И мальчишки двинулись друг на друга. Первым толкнул приятеля Тимка, а через минуту они уже катались на пыльном придорожном спорыше. И разбежались только после того, как из соседнего двора выскочил дядька с метлой и стал тыкать в них ее прутьями.
Домой Тимка вернулся, стараясь не привлекать к себе внимания Зины. Калиткой не скрипнул, дверью не хлопнул и ужом проскользнул в свою комнату. Руна, которая дремала в кресле, отданном ей в вечное пользование, приподняла голову и слегка вильнула хвостом. А еще зимой, она задолго до его прихода начинала, беспокойно повизгивая, метаться по комнатам, вертеть хвостом, а потом мчалась Тимке навстречу с тапочками в зубах.
Сбросив на ходу испачканную футболку, Тимка опустился перед креслом на колени и зарылся головой в жесткую каштановую шерсть, утратившую во время болезни свой блеск.
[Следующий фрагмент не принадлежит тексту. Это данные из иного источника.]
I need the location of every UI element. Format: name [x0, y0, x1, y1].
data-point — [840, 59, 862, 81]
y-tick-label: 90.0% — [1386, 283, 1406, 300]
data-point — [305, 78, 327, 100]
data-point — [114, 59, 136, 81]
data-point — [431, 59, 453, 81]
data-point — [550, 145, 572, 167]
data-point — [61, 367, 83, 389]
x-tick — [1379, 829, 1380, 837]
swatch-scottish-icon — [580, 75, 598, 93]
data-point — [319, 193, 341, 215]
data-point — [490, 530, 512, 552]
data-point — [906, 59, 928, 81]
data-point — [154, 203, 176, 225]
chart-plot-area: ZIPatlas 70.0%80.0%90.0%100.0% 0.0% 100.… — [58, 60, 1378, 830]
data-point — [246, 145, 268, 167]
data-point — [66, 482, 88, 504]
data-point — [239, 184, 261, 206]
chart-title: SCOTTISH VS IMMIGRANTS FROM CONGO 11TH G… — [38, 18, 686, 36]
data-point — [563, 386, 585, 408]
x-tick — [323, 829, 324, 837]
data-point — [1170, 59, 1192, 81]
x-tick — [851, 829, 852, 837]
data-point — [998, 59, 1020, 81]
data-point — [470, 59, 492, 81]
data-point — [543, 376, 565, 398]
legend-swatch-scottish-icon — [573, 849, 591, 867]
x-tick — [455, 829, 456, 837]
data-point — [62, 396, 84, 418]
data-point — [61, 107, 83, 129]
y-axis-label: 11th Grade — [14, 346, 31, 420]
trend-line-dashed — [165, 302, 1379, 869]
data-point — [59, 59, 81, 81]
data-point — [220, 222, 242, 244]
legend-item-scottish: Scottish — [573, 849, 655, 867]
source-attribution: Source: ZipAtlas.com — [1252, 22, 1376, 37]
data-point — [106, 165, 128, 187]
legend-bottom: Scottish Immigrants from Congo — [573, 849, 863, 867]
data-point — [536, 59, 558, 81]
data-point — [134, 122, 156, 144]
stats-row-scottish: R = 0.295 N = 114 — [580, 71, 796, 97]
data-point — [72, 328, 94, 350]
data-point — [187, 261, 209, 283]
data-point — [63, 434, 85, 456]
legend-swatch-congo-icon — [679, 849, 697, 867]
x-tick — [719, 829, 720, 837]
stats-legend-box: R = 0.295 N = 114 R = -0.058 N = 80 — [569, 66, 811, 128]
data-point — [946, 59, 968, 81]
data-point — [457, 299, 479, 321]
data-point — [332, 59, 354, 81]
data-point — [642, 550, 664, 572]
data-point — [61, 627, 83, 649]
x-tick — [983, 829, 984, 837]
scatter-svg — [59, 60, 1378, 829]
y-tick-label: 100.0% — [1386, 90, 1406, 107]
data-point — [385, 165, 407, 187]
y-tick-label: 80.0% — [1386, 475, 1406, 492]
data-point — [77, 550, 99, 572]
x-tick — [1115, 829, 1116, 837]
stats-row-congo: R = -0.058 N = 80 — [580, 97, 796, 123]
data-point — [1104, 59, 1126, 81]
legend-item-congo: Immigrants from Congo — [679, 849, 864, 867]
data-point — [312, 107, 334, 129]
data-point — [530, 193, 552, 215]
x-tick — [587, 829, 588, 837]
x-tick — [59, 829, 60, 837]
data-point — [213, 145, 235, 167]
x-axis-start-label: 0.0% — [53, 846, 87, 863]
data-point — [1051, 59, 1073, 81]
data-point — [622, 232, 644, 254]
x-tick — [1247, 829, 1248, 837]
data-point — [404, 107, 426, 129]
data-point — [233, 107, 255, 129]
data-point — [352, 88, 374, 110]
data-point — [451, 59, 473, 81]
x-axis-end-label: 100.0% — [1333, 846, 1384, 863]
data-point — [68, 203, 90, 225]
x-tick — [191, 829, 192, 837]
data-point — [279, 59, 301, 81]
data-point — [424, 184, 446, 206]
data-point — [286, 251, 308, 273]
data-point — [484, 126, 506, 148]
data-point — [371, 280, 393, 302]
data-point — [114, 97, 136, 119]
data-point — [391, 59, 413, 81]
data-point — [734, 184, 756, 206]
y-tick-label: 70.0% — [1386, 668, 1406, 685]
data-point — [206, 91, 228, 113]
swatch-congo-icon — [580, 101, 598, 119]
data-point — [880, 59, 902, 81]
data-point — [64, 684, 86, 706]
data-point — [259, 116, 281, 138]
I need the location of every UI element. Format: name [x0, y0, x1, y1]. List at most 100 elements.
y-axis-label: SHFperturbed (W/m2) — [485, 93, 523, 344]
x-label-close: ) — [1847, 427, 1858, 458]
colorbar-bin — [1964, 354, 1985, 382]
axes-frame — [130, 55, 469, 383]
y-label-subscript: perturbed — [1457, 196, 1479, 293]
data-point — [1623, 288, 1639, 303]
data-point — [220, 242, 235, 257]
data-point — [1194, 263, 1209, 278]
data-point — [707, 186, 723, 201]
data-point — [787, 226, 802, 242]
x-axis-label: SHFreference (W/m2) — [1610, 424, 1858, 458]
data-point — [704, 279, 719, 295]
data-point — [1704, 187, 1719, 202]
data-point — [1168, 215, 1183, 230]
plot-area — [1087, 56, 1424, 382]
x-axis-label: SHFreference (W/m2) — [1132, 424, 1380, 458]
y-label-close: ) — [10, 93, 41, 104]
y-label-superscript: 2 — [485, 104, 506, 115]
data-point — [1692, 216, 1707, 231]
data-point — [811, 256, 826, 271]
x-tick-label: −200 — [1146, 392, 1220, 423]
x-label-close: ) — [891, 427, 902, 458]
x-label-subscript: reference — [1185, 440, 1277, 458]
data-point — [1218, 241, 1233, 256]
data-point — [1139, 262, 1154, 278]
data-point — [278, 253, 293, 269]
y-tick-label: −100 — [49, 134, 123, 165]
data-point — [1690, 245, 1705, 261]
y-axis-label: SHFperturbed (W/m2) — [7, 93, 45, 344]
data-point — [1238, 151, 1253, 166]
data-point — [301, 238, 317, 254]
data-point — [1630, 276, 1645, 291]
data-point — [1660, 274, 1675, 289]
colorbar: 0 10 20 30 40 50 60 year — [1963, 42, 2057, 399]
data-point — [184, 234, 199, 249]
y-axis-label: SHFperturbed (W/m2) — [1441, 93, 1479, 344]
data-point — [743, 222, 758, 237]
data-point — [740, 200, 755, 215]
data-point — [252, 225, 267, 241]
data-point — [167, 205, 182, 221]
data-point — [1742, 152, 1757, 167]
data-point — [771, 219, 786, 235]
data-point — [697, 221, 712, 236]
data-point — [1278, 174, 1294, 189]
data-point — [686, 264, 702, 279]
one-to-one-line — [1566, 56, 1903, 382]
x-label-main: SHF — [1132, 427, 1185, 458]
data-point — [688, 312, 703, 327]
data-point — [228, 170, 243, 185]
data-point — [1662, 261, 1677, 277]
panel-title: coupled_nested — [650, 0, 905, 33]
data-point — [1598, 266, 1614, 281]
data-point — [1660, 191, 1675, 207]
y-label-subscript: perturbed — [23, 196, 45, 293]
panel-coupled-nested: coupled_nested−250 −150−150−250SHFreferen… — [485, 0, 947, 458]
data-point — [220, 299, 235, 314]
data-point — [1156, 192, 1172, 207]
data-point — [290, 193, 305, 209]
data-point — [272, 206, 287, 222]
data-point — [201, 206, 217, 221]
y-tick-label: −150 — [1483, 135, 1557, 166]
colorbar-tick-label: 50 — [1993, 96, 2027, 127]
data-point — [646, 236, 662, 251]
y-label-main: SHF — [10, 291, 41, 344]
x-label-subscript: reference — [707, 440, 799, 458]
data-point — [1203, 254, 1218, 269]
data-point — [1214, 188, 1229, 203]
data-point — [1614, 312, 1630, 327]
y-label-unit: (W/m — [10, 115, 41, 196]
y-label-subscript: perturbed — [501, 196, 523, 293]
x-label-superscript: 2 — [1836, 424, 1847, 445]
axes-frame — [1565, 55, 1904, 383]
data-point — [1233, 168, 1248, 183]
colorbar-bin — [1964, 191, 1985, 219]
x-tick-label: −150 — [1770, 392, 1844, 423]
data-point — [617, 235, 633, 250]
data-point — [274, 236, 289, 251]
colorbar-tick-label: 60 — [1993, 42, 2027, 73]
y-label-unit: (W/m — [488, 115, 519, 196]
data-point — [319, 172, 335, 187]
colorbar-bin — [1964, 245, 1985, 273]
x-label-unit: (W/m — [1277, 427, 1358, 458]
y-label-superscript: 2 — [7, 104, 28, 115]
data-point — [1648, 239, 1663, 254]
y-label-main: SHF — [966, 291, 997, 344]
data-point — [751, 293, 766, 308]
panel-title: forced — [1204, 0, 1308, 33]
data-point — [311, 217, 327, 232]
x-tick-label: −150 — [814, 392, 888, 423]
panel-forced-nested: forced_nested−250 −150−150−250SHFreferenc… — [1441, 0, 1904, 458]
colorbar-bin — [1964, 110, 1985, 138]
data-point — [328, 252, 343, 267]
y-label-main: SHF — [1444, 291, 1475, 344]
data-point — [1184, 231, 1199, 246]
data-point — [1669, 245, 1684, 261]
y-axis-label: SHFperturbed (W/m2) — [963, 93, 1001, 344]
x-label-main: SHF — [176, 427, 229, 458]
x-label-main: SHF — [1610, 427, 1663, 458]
Умная собака, сделав усилие, дотянулась языком до зареванного мальчишеского лица и стала лизать его, лаская и утешая.
— Миш, с Тимкой что-то не то. Сидит дома, с Руной возится. Правда и мне помогает. Бурьяна вчера повыдергал целую кучу. На велике только в магазин раза два смотался, вот и все катание. И доска эта так и висит в сарае, как после школы он ее повесил.
— Скэйт?
— Ну! И Сенька к нам не приходит.
— Из-за экскурсии, может, переживает. Так это нормально. Получил, что сам заслужил. Может, и с Сенькой из-за этого они поссорились.
— Нет, Миша, что-то здесь посерьезней! И когда вы уж этот «Хаус» закончите. Ни днем, ни ночью дома тебя нет. С ребенком времени не найдешь поговорить!
Но знаешь, что меня пугает больше всего, он вроде бы боится твоего прихода. А вчера вдруг спрашивает, чем алкоголик от пьяницы отличается.
— А ты?
— Что я? Сказала, чтобы у тебя спросил. А он посмотрел на меня как-то испуганно и замолчал.
Между тем Руна слабела с каждым днем. Зинаида Васильевна делала ей обезболивающие уколы, но все равно видно было, что собака страдает. Старый ветврач, знавший Руну еще беззаботным щенком, осмотрев ее в очередной раз, сказал, вздохнув:
— Решайте, Миша: или Руна еще месяц промучается, или я ее усыплю, и она уйдет спокойно. Я могу забрать ее в клинику, чтобы не травмировать мальчика.